Did you know that the air conditioner in your Fletcher, NC home doesn’t actually produce cold air? Instead, it uses refrigerant to absorb heat from the air inside your home and then distributes the air – that was cooled by releasing heat – back into your house. The evaporator coil is the vital component of your HVAC system where heat is absorbed and released.
Evaporator Coil Vs. Condenser Coil
The evaporator coil is one of two coils in your HVAC system. The other is the condenser coil. These two coils work together to remove heat from your home. Simply put, your HVAC system sends refrigerant to the evaporator coil to remove heat and humidity from the air. The refrigerant is then sent back outside to the condenser coil. From there, the refrigerant is cooled and sent back to the evaporator coil. This cycle repeats itself every time you use your air conditioner.
Evaporator coils must be well maintained to efficiently cool your home. When outdoor air is drawn inside, dirt and debris sometimes come, too. This debris can collect on the evaporator coil and make it harder for the coil to remove heat and humidity from the air. A technician will clean the coil to help prevent this problem during your annual maintenance visit.

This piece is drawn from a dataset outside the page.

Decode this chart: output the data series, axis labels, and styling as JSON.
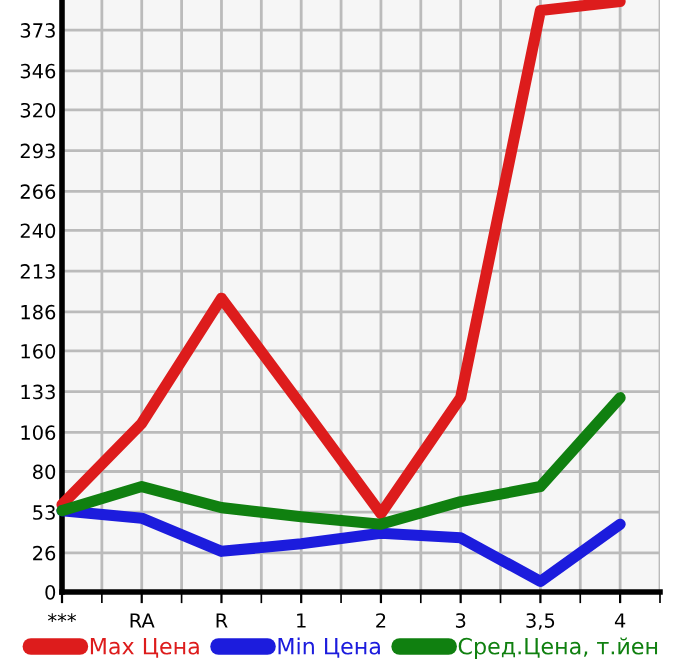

You’ll find your HVAC unit’s evaporator coil inside your home close to your air handler. The coil is made from aluminum, copper, or steel because these metals conduct heat well. The evaporator coil is protected by fins that allow air to pass through.
Like any piece of machinery, your evaporator coil may need to be repaired occasionally. Condensation is more likely to accumulate on a dirty coil and freeze. A frozen evaporator coil can cause your system to overheat. Regular servicing and changing your filter are the best ways to prevent this from happening.